When you don’t have certain ingredients on hand or you purposely stop buying them to better your health and that of your loved ones, you use healthier ingredients or whatever you have on hand. That’s how this recipe came about. I kept it pretty simple using Maple Syrup as the natural sweetener, like I do in my original Frosting recipe because I didn’t was ant to use as much sugar this time. If you are making a healthier cake you need to make a healthier frosting or you’re not doing your body any favors with the amount of sugar it can call for. My original recipe usually calls for at least 3 cups of powdered sugar, I wasn’t doing that. I can’t remember the last time I bought confectioner’s sugar after using the last of what I had months ago.
This recipe uses Avocados as a base with Cocoa Powder and Maple Syrup as a natural sweetener.
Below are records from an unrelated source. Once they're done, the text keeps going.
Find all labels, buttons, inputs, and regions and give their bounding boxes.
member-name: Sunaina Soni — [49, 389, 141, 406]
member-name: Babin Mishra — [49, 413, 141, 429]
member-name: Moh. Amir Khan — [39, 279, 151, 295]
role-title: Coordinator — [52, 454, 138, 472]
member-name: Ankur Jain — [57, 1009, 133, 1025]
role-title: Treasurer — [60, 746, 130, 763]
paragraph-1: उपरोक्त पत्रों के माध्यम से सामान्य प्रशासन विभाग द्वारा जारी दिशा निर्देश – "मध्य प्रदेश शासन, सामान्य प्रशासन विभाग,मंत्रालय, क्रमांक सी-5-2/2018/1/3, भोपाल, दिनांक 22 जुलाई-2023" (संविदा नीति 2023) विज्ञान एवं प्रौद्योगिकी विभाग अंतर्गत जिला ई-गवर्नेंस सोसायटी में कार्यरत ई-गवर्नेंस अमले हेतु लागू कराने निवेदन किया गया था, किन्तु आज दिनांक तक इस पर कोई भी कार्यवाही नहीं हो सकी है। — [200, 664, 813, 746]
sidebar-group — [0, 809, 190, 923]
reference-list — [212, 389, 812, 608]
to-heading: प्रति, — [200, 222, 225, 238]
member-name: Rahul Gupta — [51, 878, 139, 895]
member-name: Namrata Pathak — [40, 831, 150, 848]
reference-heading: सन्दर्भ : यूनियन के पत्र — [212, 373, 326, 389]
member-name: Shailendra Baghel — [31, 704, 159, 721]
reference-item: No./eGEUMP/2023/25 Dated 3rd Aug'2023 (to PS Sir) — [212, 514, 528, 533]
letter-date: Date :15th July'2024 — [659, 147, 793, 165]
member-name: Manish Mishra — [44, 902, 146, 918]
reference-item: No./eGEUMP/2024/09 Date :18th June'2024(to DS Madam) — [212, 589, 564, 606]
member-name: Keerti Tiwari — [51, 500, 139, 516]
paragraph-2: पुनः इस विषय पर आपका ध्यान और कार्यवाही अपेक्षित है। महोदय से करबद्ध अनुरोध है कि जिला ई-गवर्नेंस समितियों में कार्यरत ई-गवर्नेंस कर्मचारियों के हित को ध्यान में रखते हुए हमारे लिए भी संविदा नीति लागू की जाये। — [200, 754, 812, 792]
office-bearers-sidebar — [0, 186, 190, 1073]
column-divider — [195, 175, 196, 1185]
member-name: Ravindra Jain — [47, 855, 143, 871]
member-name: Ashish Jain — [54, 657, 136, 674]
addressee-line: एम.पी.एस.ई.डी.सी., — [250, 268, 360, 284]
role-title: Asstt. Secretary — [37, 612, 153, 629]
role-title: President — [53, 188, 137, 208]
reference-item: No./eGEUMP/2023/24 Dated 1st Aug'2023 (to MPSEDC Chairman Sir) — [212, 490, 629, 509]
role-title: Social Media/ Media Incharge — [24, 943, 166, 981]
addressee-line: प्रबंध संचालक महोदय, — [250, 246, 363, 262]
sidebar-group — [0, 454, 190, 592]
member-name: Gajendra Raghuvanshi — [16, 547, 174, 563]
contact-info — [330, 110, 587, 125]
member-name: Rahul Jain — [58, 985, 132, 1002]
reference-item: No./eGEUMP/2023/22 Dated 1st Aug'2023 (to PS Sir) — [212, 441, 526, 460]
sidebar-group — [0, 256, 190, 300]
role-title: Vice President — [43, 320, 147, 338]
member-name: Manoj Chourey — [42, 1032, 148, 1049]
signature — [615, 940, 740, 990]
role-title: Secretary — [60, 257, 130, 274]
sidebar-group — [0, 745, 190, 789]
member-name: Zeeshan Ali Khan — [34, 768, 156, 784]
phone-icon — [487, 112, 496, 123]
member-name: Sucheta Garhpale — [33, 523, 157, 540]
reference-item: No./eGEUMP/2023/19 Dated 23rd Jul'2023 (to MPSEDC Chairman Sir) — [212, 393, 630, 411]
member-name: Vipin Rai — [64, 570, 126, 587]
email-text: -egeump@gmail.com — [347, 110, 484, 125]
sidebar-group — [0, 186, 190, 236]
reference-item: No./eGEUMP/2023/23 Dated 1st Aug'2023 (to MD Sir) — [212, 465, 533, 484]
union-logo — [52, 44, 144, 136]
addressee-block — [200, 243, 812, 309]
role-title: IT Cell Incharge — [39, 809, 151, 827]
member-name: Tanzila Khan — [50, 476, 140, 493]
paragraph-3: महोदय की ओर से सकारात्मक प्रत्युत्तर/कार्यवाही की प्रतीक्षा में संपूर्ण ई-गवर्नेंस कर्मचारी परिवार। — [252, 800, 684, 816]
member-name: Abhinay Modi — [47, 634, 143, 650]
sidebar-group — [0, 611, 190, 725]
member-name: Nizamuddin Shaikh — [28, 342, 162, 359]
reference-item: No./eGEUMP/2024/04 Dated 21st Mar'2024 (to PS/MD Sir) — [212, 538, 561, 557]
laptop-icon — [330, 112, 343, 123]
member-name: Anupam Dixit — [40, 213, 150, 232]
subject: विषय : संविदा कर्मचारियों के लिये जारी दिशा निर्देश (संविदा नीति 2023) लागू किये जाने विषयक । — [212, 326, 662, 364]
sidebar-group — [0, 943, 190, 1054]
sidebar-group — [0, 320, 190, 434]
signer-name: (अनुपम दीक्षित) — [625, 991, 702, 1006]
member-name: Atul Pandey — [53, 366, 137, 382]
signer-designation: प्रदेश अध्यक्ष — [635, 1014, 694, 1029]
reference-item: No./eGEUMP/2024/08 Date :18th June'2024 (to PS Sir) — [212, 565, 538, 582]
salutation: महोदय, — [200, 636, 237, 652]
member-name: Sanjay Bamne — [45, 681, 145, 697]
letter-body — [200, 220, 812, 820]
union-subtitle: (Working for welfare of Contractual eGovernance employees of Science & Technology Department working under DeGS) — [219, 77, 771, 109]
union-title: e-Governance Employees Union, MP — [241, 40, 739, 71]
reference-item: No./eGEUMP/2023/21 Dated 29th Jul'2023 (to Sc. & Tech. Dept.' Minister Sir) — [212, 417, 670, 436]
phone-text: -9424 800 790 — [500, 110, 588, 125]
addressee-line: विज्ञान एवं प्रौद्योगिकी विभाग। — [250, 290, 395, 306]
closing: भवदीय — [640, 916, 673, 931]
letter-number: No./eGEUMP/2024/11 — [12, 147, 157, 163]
I was pleasantly surprised how well it turned out and how it held up for me to use on my cupcakes. It’s not as firm as the sugared recipe but by refrigerating it for an hour or longer it held up just fine and did what I needed it to. It’s definitely going to be my go to recipe for a non-dairy Chocolate Frosting. Hope you decide to give if it a try and love it the same as I do!
Try pairing it with my Spelt Chocolate Espresso Cake & Cupcakes recipe.
Add all ingredients into a food processor.
Blend until smooth, stop to scrape then continue until desired consistency is reached. Transfer to a sealed container and refrigerate until chilled to firm it up for decorating. Then when ready to decorate, transfer to a piping bag and get creative!
Will keep in a sealed container in the refrigerator up to 3 days.